I agree. I believe it is unreasonable to aspire to the entire semantics of untyped stack-based languages. Unfortunately I can't express with any clarity the completeness I aspire to. I am hoping to achieve something which expresses the majority of the semantics of Joy, but I am happy to part with some of the functions which have effects on the entire stack.

### One thing you could try is

One thing you could try is to establish a correspondance with terms in a typed lambda calculus with an appropriate recursion operator. Then maybe you could aim to show completeness with respect to that interpretation.

### CPS?

This may be obvious enough that it hasn't been mentioned, but you can always use a continuation to turn a function with multiple return values into a single-valued one:

a -> b c   =>   a -> (b -> c -> 'd) -> 'd


I can't, however, claim to know whether that would play nice with a stack-based language like Cat...

### Thank you!

I didn't actually realize this fact. I really appreciate you pointing it out to me. Previouslly I understood continuations only superficially, not formally. This is very helpful.

### Tuple type inlining

You could use a type-domain operation that "inlines" the constitutents of a tuple type into the containing tuple type. I used this operation once in the past for syntactic sugar.

Assume that the ".." suffix means "inline this tuple type into its container". (If the suffixed type is not a tuple type, then ".." has no effect.)

eval : (A.. (A.. -> B..) -> B..)
dup  : (V -> V V)


When "eval" is applied to "dup", "A" will bind to "V" and "B" will bind to "(V V)".

Another interesting function is one that converts a traditional single-input-single-output function into one that operates directly on the stack. So, lets say you have a function "foo" that accepts a tuple of size two and returns a tuple of size three. The lifted version of "foo" would pop two values off the stack and push three values on to it.

lift     : (A.. (A -> B) -> B..)
foo      : ((int string) -> (bool bool float))

foo lift : (int string -> bool bool float)


I'm not too familiar with Cat, but I think the inline operation can replace the special "any*" type as well.

### This is interesting

So could this be classified as a unification operator?

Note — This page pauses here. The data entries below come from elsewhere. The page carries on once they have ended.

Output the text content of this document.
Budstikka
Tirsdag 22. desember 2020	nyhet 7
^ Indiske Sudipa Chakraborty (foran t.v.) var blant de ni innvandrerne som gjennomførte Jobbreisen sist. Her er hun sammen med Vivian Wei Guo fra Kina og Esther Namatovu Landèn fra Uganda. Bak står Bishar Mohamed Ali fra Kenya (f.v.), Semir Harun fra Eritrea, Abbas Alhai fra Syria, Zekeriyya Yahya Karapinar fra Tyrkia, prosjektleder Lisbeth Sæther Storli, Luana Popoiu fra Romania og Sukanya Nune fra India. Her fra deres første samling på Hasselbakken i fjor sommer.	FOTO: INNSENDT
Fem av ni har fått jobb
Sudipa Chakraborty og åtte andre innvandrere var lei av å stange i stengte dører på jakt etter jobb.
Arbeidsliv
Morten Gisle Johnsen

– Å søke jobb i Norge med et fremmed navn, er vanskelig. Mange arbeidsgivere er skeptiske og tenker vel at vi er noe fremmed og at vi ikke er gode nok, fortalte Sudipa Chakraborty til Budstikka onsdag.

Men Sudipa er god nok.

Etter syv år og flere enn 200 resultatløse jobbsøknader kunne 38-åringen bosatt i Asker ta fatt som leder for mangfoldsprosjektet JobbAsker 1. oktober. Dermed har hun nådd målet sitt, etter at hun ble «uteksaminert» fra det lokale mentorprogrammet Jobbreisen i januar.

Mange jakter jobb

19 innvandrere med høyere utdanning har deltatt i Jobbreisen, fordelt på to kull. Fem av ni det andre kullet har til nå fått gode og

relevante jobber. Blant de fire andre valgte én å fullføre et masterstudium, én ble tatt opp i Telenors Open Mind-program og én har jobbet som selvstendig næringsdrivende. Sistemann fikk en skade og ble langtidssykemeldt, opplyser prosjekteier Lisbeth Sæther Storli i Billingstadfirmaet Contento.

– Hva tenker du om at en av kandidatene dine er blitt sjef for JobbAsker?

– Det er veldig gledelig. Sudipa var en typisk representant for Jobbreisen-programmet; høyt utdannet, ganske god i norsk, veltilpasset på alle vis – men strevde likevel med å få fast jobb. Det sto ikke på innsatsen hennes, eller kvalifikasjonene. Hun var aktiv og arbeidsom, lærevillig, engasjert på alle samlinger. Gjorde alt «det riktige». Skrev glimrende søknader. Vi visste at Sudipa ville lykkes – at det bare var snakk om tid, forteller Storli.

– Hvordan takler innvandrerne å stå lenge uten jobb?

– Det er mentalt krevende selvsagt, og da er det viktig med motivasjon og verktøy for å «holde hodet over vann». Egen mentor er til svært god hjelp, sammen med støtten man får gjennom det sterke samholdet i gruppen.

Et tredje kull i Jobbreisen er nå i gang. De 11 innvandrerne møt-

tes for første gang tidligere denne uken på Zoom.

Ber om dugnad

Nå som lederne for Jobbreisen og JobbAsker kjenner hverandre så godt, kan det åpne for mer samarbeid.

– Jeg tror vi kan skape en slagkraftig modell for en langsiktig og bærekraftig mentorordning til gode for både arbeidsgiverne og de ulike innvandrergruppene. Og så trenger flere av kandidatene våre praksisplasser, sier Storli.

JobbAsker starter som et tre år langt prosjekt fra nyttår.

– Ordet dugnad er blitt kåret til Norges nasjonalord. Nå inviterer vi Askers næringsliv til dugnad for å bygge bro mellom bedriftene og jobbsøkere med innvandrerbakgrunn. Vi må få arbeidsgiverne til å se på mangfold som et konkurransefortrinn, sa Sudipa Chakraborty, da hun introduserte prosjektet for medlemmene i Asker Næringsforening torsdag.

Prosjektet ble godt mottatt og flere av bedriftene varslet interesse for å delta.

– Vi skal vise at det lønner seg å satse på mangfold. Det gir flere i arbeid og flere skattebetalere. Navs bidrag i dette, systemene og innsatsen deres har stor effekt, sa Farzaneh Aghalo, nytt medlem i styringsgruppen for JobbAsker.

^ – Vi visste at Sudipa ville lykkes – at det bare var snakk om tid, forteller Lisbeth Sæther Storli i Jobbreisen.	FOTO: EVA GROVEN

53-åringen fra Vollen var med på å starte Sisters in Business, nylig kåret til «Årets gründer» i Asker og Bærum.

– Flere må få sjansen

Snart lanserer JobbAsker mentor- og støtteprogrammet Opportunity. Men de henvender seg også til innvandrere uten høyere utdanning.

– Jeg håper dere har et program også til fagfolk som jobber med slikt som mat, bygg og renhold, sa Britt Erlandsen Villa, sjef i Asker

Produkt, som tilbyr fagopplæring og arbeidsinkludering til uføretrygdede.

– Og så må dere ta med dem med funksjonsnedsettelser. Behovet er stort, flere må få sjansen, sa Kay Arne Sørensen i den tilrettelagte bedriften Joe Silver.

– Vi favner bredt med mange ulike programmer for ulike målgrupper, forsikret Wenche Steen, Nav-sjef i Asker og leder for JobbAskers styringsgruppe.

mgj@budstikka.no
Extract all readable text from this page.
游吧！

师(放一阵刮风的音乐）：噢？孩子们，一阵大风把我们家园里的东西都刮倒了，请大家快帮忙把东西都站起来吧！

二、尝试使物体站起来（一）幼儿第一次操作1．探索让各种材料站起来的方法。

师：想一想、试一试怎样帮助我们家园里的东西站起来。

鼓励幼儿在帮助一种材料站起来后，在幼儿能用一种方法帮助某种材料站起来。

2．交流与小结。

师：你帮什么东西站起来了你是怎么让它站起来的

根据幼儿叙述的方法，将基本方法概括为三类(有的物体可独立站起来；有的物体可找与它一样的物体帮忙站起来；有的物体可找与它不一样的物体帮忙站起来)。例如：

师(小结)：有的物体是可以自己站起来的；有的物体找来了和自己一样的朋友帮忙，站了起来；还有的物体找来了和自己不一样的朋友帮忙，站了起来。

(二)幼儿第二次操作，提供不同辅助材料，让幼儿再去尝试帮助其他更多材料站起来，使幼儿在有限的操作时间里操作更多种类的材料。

It seems to do what Andreas does in his unification step when creating a type derivation.

If I understand what Andreas has been saying earlier, there appears to be no actual need to make such an operator explicit. A correct type system seems to be unambiguous about what to do.

The lift function, is a great idea though. When Cat supports tuples then it will come in very handy.

### I'm getting curious

I'd like to take a look at this problem too, do you have a minimal set of stack operations that covers all the essential problems?

### Unfortunately I don't.

Unfortunately I don't. However, it looks like Andreas Rossberg's posting earlier provides a complete solution.

For example: E dup * (where E is an expression evaluating to a single value) could be rewritten as (let x = E in (* x x)). It gets a bit complicated with expressions like if swap then -, I guess continuations would come in handy there.